Steve, . 27 March 2003
A film review by Steve Rhodes
Copyright 2001 Steve Rhodes
In Gore Verbinski's THE MEXICAN, Brad Pitt, as major screwup Jerry Welbachan, has been sent on assignment to Mexico to bring back an ancient pistol called The Mexican. A would-be ex-criminal, who was supposed to have already done his last job, he's forced to do one more since he botched what should have been his last.
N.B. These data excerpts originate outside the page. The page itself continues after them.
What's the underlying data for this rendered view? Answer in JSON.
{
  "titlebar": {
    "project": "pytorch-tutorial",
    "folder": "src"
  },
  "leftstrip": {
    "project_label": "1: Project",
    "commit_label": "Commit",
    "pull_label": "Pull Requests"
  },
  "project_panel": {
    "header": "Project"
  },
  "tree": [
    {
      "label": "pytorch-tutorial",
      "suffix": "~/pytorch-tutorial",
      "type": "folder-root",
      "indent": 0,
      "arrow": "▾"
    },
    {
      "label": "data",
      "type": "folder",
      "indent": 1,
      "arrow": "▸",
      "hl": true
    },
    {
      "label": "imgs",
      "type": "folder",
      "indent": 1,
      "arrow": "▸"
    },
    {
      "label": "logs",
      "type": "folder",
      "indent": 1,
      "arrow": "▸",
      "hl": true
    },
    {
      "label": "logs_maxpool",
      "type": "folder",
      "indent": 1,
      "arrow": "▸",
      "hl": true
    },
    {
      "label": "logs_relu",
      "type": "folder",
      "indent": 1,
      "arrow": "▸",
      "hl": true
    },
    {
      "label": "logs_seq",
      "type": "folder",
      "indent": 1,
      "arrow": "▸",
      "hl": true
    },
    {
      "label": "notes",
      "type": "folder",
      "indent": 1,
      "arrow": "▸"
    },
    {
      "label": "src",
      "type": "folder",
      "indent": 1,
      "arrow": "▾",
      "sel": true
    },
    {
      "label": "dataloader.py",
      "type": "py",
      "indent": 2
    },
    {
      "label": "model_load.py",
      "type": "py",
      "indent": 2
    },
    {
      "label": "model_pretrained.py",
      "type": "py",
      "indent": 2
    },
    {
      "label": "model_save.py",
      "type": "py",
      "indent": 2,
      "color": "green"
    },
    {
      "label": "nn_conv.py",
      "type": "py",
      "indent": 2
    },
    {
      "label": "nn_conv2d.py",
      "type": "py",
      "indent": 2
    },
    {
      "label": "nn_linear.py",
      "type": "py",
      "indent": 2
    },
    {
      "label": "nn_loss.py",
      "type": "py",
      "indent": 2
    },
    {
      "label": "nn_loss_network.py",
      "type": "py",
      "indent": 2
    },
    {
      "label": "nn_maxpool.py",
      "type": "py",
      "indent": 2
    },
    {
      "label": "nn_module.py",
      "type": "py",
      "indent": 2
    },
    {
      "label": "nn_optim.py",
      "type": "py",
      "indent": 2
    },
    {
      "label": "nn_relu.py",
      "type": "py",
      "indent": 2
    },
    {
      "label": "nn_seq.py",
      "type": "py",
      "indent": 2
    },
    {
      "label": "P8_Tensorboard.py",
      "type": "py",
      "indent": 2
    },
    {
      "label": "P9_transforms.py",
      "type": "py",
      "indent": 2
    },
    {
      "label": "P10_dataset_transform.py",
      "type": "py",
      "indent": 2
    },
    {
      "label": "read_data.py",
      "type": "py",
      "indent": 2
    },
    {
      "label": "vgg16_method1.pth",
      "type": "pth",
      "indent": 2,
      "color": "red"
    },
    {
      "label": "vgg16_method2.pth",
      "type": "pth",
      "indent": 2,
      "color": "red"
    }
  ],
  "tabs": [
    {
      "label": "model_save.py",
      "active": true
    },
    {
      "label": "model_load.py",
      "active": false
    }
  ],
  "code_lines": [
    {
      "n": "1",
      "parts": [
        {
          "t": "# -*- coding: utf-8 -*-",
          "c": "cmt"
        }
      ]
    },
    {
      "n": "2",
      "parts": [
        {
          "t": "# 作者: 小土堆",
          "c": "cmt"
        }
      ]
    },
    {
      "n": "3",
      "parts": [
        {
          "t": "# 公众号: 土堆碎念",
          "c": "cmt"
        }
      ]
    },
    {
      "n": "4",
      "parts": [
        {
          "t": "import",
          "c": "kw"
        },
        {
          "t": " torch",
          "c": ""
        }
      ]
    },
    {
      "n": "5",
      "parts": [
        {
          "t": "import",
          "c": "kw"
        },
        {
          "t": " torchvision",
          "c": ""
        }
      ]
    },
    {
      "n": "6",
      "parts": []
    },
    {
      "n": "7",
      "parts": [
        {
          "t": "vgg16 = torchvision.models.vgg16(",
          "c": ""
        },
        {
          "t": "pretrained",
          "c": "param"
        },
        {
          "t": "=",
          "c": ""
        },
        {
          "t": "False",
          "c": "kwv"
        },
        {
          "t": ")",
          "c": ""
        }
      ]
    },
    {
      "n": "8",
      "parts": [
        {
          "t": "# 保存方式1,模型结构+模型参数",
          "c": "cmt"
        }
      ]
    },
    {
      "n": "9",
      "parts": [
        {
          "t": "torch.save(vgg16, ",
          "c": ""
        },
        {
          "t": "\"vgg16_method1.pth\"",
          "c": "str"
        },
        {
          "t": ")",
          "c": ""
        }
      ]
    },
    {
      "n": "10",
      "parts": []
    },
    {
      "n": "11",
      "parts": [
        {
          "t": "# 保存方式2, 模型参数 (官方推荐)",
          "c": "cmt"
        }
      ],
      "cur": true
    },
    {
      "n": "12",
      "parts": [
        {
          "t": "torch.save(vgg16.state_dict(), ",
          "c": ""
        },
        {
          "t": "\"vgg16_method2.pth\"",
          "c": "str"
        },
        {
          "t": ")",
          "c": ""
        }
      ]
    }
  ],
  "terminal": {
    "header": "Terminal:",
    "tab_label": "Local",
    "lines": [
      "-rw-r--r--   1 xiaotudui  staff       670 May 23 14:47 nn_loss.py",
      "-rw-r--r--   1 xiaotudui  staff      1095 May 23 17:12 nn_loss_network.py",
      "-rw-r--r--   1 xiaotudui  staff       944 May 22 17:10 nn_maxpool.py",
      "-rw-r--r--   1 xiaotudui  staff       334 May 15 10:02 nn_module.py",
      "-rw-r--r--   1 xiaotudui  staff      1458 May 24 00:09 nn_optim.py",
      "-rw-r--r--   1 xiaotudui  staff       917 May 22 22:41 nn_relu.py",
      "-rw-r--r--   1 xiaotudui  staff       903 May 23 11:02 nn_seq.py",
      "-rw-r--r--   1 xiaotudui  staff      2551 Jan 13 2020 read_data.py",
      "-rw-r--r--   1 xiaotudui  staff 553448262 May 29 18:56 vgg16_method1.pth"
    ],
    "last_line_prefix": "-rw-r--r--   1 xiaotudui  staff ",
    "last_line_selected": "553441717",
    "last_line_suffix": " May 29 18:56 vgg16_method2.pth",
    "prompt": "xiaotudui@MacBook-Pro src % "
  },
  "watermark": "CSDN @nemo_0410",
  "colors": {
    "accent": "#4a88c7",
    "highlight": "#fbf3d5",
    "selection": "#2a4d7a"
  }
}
In order to make sure that nothing "funky" happens, Jerry's employer hires a baby sitter for his girlfriend, Samantha 'Sam' Barzel (Julia Roberts). A psychotic hired killer named Leroy (James Gandolfini) accompanies Sam on her preplanned trip to Vegas. Along the way, Sam, who talks like a new age relationships author, complains about Jerry, with whom she had broken up just before being kidnapped by Leroy. As she gets to know Leroy better, she shifts her pop psychological analysis from Jerry to Leroy, telling him, "I'm sensing that you have trust issues," after he is reluctant to let her go to the bathroom alone. Not surprisingly, Leroy turns out to have a sensitive side, which Sam loves nurturing.
Meanwhile, down in Mexico, Jerry is having a hellacious time as he tools around in his rented El Camino pickup -- he's asked the rental car agency for something more Mexican than the Chrysler that he was supposed to get. He is shot at, thrown in jail, ... you name it. Accompanying him on his travails is a mangy mutt that is part loyal dog and part Cujo.
Perhaps the best part of this quirky tale is the old, sepia-tone, speeded-up footage showing us the history behind the gun. The elaborately crafted gun was made long ago for the hand of a nobleman. We learn not one version of his legendary story but many. Jerry, however, doesn't have time to appreciate the weapon's background. He's way too busy trying to stay alive. The actors, on the other hand, all appear to be having a great time. And if you were worried, as I was, that the director wouldn't be able to make the transition from his first film, MOUSE HUNT, a dark kids' comedy, to a second one aimed squarely at a more adult audience, don't. This film is much better than MOUSE HUNT. And, let's face it, THE MEXICAN is an explosive movie -- exploding with star power. Pitt, Roberts and Gandolfini prove to be a thoroughly enjoyable, crowd pleasing combination.
THE MEXICAN runs 2:03. It is rated R for violence and language and would be acceptable for most teenagers.